Amid angry outbursts from parents, the Howard County Board of Education Thursday finalized redistricting plans that will send 1,177 students to different middle schools next year.
The vote — broken into 13 separate motions for each of the shifts among nine middle schools — came less than 48 hours after the board mulled over several draft plans Tuesday, then ultimately decided to set aside weeks of public hearings and work sessions and go with the original plan presented by school system staff and Superintendent Renee Foose in October.
Emotions ran high Thursday night as well, with parents from Emerson, Meadowridge Landing and the neighborhoods south of Route 216 in attendance. Chatter started immediately when the final vote was tallied, and when Chairman Frank Aquino thanked community members for their input, the room erupted.
With cries of anger, parents shouted their frustrations to the board.
"Why are you thanking us? You didn't listen to us," a Mayfield Woods parent yelled.
Another Mayfield Woods parent from Meadowridge Landing said she was "insulted" by the board's actions.
A mother from Hammond who had hoped to be moved to Lime Kiln yelled directly to Foose: "You should be mortified." Foose has repeatedly called for more public input in the school district's decision-making processes.
"Change is hard, whether it's perceived that change will be worse or better in the long run," schools spokeswoman Rebecca Amani-Dove said Friday. "It's hard. It's understandable, and there's always going to be emotional reactions in the process but we put as much opportunity for public input in place intentionally so that people's voices are heard. We steeped the redistricting in objectives to try to ground the process."
The school system started collecting community input last spring, before the annual feasibility study in June made any preliminary recommendations. Amani-Dove also pointed to the citizen committee that worked on redistricting proposals throughout the summer and community meetings before the final recommendation in October as ways the public was involved.
"In the end, we have to do what makes the most sense for all of the families in the county," she said. "The interests of one community shouldn't override the interests of others."
When a preliminary vote was taken Tuesday, some parents were visibly shaken, with a number crying and others approaching board members after the work session and saying they would never vote for them again. Of those who cast votes of approval in the split preliminary decision (Aquino, Ellen Giles, Ann De Lacy and Sandra French), Aquino and French are up for re-election next fall, two months after the redistricting will take effect.
Brian Meshkin and Cindy Vaillancourt cast dissenting votes when it came to moving students from Murray Hill Middle School to Patuxent Valley Middle School, from Hammond Middle School to Lime Kiln Middle School and from Mayfield Woods Middle School to the new middle school currently being built in Hanover's Oxford Square development.
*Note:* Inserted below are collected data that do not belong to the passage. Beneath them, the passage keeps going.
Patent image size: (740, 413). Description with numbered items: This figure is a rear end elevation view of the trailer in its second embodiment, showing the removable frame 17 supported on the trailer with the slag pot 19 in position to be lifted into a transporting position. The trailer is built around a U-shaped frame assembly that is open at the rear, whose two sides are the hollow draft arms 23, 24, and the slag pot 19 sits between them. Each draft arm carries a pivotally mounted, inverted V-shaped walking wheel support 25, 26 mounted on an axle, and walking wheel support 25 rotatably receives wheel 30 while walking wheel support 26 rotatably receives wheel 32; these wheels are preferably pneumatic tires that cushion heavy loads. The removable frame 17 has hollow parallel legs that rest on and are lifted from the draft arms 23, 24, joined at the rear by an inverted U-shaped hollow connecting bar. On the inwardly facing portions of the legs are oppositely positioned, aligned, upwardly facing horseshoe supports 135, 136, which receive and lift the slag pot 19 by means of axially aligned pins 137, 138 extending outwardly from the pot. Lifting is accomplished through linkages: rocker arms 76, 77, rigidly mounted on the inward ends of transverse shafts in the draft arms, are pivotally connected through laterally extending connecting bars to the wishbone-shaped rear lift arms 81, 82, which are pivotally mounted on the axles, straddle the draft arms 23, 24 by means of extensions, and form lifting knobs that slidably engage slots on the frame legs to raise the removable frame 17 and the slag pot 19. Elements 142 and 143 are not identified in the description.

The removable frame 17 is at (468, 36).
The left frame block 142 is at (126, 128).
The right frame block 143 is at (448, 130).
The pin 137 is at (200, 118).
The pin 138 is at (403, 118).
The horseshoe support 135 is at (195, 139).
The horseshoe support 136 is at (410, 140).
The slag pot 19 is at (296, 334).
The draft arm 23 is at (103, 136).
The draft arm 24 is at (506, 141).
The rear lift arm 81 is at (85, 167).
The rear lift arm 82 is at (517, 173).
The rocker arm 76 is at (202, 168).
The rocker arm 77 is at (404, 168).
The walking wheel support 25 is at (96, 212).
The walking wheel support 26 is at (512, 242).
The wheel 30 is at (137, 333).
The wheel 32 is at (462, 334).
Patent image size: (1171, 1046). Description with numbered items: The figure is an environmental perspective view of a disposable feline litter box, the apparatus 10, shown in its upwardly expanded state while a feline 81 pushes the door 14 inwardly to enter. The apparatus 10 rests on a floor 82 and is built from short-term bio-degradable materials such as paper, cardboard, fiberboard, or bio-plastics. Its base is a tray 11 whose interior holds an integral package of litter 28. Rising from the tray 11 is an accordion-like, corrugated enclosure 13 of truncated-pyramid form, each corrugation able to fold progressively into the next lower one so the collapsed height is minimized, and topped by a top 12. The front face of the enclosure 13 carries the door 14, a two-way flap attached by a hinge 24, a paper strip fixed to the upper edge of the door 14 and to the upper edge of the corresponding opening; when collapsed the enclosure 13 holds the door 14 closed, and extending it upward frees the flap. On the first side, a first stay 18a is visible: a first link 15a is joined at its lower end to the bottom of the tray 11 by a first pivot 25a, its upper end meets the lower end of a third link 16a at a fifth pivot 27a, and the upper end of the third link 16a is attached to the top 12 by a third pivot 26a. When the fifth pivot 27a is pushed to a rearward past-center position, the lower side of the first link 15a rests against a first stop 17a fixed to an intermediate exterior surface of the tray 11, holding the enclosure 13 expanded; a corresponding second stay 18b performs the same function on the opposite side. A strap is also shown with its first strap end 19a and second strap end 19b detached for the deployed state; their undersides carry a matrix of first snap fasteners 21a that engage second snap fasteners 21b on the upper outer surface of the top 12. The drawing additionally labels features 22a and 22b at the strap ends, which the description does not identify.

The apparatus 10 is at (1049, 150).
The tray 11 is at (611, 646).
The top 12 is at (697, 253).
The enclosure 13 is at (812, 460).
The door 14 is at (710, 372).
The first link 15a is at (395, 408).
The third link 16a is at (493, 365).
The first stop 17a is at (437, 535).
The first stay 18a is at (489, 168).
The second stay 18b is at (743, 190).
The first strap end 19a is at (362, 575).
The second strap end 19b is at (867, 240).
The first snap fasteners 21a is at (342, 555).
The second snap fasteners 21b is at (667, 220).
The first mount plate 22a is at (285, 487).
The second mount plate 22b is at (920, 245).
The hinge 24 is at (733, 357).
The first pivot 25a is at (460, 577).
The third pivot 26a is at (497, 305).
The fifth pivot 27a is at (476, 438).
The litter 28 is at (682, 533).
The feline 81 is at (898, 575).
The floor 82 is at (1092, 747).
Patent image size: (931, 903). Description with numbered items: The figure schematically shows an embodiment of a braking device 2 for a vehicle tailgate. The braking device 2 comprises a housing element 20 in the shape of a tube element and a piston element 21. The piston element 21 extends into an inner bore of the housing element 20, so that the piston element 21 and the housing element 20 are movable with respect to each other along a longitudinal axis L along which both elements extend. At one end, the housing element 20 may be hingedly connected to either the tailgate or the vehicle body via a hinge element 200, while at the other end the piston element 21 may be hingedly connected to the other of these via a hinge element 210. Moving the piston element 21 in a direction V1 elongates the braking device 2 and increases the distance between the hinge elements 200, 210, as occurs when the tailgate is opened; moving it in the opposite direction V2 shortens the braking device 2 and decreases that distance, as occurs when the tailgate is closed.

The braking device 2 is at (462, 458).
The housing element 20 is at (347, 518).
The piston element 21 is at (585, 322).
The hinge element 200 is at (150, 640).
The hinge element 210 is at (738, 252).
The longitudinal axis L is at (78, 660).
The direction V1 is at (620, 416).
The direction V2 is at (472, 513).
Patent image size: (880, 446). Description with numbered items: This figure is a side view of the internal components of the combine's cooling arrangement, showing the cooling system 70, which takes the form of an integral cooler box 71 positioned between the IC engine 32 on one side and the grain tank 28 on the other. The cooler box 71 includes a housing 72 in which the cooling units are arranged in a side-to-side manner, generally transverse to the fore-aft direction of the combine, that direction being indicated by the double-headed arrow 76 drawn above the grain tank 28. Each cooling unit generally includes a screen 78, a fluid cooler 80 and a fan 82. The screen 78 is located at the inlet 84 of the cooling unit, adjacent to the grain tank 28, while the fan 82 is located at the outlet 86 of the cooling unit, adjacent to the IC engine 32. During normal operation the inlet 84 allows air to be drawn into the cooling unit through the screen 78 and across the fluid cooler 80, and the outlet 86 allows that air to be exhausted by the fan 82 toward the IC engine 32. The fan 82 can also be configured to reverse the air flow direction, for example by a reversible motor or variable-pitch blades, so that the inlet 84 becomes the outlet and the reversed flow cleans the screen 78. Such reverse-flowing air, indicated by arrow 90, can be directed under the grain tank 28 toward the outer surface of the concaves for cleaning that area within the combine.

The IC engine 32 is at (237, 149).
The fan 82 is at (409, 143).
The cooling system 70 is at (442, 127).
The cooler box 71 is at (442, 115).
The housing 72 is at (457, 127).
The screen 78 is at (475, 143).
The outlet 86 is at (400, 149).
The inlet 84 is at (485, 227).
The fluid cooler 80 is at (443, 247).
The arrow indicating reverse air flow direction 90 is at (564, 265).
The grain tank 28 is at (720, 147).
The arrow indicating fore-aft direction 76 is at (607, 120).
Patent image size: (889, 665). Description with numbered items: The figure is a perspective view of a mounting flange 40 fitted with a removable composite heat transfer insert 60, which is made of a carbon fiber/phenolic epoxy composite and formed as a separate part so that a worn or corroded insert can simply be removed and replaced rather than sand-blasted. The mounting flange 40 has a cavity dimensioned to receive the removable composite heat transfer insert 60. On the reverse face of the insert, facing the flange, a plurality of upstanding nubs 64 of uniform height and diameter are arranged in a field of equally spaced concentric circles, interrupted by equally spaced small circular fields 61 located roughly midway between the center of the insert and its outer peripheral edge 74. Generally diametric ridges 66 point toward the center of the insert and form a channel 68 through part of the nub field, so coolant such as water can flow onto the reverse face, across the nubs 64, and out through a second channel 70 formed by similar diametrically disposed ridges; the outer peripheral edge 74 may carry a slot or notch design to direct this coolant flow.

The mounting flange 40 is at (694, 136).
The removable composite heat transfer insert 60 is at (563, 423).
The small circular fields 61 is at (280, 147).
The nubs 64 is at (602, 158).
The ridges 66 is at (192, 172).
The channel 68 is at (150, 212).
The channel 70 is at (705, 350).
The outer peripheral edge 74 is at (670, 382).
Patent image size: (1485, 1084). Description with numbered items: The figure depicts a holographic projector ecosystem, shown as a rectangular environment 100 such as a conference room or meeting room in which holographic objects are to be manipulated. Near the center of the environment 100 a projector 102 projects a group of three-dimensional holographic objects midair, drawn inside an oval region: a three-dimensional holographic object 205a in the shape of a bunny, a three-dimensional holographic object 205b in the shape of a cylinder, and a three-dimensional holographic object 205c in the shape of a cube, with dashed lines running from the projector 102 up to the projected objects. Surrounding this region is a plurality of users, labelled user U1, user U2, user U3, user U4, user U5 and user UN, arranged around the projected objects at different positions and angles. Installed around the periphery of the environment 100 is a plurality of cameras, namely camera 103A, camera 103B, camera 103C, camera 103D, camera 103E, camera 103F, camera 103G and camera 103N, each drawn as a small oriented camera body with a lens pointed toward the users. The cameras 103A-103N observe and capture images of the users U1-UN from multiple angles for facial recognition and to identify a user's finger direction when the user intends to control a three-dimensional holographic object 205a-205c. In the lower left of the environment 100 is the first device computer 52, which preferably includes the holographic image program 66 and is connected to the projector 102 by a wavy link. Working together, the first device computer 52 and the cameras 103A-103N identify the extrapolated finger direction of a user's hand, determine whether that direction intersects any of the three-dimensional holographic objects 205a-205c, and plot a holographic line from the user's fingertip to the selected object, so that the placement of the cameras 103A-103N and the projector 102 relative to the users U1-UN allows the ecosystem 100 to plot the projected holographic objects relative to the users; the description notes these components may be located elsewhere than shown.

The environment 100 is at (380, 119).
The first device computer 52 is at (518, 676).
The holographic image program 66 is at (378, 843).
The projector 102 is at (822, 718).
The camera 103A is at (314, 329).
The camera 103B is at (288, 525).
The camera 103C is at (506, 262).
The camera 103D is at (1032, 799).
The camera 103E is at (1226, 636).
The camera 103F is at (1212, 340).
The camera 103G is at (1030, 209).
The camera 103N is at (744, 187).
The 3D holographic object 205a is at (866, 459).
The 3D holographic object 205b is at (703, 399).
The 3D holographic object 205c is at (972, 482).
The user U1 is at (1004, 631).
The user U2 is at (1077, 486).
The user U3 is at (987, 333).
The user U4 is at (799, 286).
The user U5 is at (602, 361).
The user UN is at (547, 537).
Janet Siddiqui also voted against moving students from Mayfield Woods to the new middle school, and abstained from the votes on moving students from Murray Hill to Patuxent Valley, and from Hammond to Lime Kiln.
Vaillancourt cast the sole dissenting vote when it came to moving students from Patuxent Valley to the new middle school.
During the course of public testimony, community members from various areas of the county repeated concerns: the Meadowridge Landing community that currently attends Mayfield Woods did not want to be sent to the new middle school, Murray Hill parents in the Emerson neighborhood did not want their students moved to Patuxent Valley, and parents south of Route 216 urged the board to move the entire region from Hammond to Lime Kiln rather than just some neighborhoods.
Through hours of collaboration and public feedback, the board did come up with a plan that addressed all of those concerns and offered some changes to the northern attending area of the new middle school in an effort to relieve more Elkridge and Ellicott City middle schools. But that plan was scrapped as board members cited a desire to keep the focus on the new middle school and lack of notice to communities that plan could have impacted.
Though the window for public testimony had closed for redistricting Thursday, Emerson resident Marci Isaacs took the podium for public forum during the meeting to call upon the board to "make us proud that we voted for you."
"We didn't vote for you to have you then vote against us," she said.
Friday, Aquino said the board listened to the hours of testimony and read all the emails sent during the public input process.
"To suggest the board did not listen to the testimony is hard to understand," he said. "There's a difference between the perception we didn't listen, and a disagreement between the requests and what we were ultimately able to put into effect. ... There are no tougher decisions than those that have to do with redistricting, and by definition you're going to disappoint some people."
The board has to strike the balance, Aquino said, for what's best for the entire county, and public input is "a necessary part" of how the board makes decisions.